Buna sebep olan gelişmeler ise son 10 yılda Bakanlar Kurulunun nişasta bazlı şeker (NBŞ) kotasını %25-50 oranında artırmış olmasıdır. Ayrıca yeni şeker kanunu ile NBŞ kotasının yüzde 15’e çıkarılması (AB’de bu oran yüzde 2’dir) NBŞ üretimini özendirmektedir. Her alanda AB’yi örnek almaya çalışan ülkemiz bu konuda da AB’yi örnek almalıdır.
Son olarak ülkemizin uzun vadede sağlıklı nesillere sahip olup daha az sağlık harcaması yapması, sözleşmeli tarım aracılığıyla güven duygusu içerisinde hayatını sürdüren çiftçinin varlığı hem sağlıklı bireyleri hem de sağlıklı ve güvenli bir Türkiye’yi ortaya çıkaracaktır dedi.
Kayseri Şeker’in Şeker sektöründe öncü olması nedeniyle ortak proje yürütmekten memnuniyet duyduklarını belirten Prof. Dr. Tevfik Erdem, Proje çalışmasına başlamadan önceden şeker hakkında ki bilgimiz sadece sabahları kahvaltımızda çayımızı tatlandıran nesne olmasıydı. Sürecin böyle olmadığını yaptığımız araştırmalar neticesinde gördük ki şeker bildiğimiz bir şeker değil. Şeker gerçekten stratejik bir ürün ve stratejik önemi var. İkinci alan çalışmamızda ise Kayseri Şeker Fabrikasında iş analiz sürecinin ne olduğunu ortaya çıkarıyoruz. Bu fabrikanın ve Boğazlıyan Şeker Fabrikasının Türkiye’nin tarımdaki çok önemli iki cephesi olduğunu gördük. Bundan gurur duyduk. Sadece fabrikalarla değil fabrikada özveri ile çalışan işçileriyle gurur duyduk mutlu olduk.
Ben bir sosyolog olarak şekerin ne kadar önemli bir husus olduğunu bir kere daha altını çizerek vurgulamak istiyorum Sosyolojik açıdan şekerin çok çok önemli bir üretim nesnesi olduğunu gördük.

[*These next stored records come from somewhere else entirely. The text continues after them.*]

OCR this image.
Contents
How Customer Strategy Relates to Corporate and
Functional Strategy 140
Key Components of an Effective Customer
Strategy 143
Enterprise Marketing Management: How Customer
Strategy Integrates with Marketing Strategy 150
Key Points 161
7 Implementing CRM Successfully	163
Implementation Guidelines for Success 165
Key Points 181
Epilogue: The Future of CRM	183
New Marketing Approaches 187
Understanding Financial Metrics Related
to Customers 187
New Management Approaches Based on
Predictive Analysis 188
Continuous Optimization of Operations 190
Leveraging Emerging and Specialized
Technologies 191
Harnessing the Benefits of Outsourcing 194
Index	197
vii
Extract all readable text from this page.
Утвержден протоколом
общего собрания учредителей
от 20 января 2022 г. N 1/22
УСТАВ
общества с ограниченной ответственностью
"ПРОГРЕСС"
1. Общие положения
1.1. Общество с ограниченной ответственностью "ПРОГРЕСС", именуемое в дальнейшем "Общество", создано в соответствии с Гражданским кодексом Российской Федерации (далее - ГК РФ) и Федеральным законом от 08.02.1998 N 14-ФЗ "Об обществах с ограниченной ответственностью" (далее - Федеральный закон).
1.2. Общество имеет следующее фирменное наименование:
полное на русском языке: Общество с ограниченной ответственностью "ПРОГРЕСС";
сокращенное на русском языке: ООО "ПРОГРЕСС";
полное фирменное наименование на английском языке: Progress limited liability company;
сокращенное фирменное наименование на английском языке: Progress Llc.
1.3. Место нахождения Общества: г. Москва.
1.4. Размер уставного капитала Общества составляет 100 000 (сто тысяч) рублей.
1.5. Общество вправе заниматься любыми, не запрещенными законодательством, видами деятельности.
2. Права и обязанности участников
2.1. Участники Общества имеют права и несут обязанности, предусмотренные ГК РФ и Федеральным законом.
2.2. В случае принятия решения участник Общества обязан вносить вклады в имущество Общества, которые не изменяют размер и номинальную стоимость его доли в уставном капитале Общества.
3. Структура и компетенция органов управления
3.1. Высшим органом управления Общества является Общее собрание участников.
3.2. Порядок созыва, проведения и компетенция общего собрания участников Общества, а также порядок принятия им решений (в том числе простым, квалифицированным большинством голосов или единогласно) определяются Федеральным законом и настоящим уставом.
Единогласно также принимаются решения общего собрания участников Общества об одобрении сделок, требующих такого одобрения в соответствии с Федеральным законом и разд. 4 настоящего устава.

Şeker pancarı ve şeker pancarından üretilen ürünlerin insan sağlığı açısından sunduğu imkânlarla bizim NBŞ olarak adlandırdığımız insan sağlığına yaptığı zararlar çok uzun vadede ülke ekonomisini başlı başına bir sorun çıkaracak. Bu şu demek bir ; bir ülke için şeker pancarı yerine daha karlı bir ürün olan NBŞ’lerin piyasaya sürülmesi kısa vadeli bir kazancı ortaya çıkartmakla birlik te , insan sağlığına yaptığı olumsuz etkilerden dolayı uzun vadede açığa çıkan sosyal güvenlikle ilgili problemleri bütçenin giderek daha fazla artmasına sebep olacak.